Still, it’s very hard to imagine there would be enough year-to-year variability in the public opinion data to justify as much change over time as the model is now allowing. As a result, the time series get tossed around much more than I would like. An annoying side effect is also that the posteriors on “region_effect” become enormously broad in years where there is no data, because the model is like “omg, anything could have been happening in those years, since regions can deviate hugely from their value just one period prior!”.

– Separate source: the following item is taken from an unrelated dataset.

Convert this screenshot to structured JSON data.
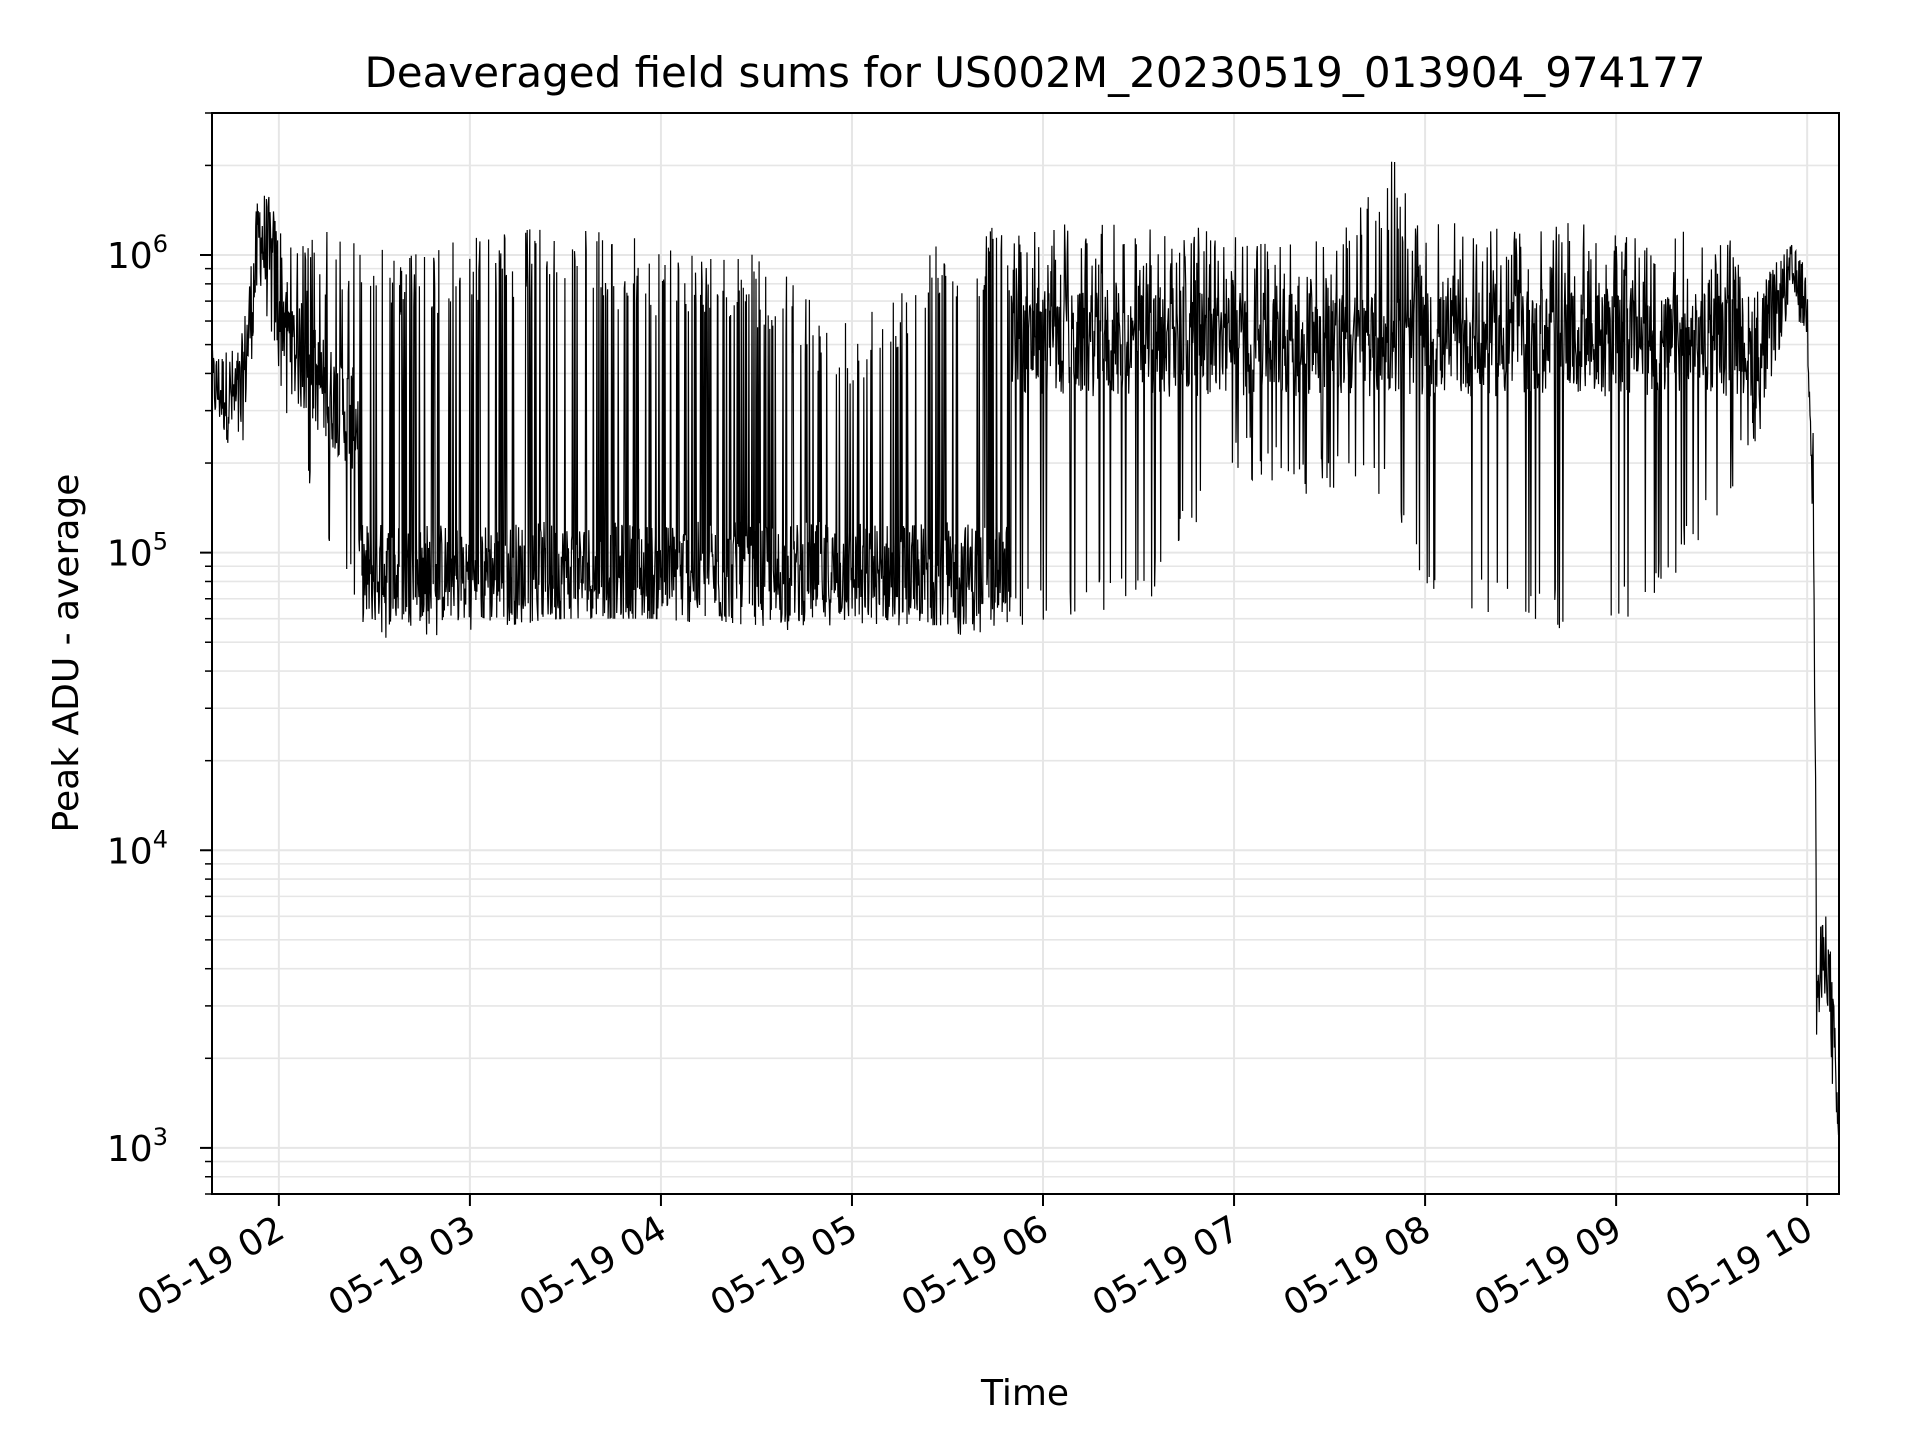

I have tried tightening and tightening the “region_step” prior, but no matter what prior I set, the posterior is pretty much the same. I also tried versions of the model where “region_step” takes on a fixed value instead of being a hyperparameter. The problem there is that convergence depends totally on the value that I pick, with only one value I’ve tried leading to convergence and others to total non-convergence. It also feels a bit wrong to put a hard value on this parameter; the truth is that I of course don’t have that strong of a prior belief about it.

So, my questions are:

  • do you see any problems with my logic/code above?
  • any clue why the mode would overdo it with the size of “region_step” but then compensate with the sizes of “region_effect_raw”?
  • is there another way out than fixing the value of “region_step”, and going with whatever value leads to convergence?
1 Like

Hi,
it is always possible that there is some bug somewhere in your model. The snippets you shared appear OK to me. If the problem is not a bug, than it is possible that you are seeing a prior-data conflict. If you have a lot of data, and the data are consistent only with large differences between successive timepoints (and thus large region_step) it will overwhelm even a very narrow prior. The prior you shared is also not that narrow - i.e. a priori, there is ~2% probability for region_step > 0.244, so a modest amount of data could plausibly steer the model into that region.

So I would suggest inspecting your data to see how much year-to-year variability there actually is. Also note that if your data don’t really let you discern the random walk variability from the residuals, you could have a highly correlated posterior between the residual and region_step which would then also manifest as a wide posterior for region_step (and possibly overwhelm your prior).

Alternatively, you could see if posterior predictive checks from the fit with large region_step indicate problems.

If you confirm that you are seeing a prior-data conflict, than it might be an indication that the model needs to be modified in some way.

Does that make sense?

Best of luck with your model!

2 Likes

Thanks so much! You answer makes sense to me, except this part:

Also note that if your data don’t really let you discern the random walk variability from the residuals, you could have a highly correlated posterior between the residual and region_step which would then also manifest as a wide posterior for region_step (and possibly overwhelm your prior).

Are you saying that region_effect_raw and region_step will have highly correlated posteriors if region_step is a quantity that can’t really be estimated well from the data? So instead of being tethered to the data, region_step will have a broad posterior which in turn will make the posterior of region_effect broad as well?

Otherwise, you are right that it is possible the data should in fact be overwhelming the prior by this much. It’s tricky to verify because the quantity that’s taking this random walk is a latent variable (it’s the ability parameter in an IRT model), so it’s hard to compare levels of variability between it and the data.

We are indeed using posterior predictive checks to check the reasonableness of the models.

In the meantime, I also experimented with tweaking other parts of the model, because I know non-convergence can of course be contagious across different parameters. I was able to improve convergence under other fixed values of region_step by quite a bit–it would be a little out of scope here to explain how, since it involves other parameters that I haven’t talked about, but if anyone is interested I can give it a go.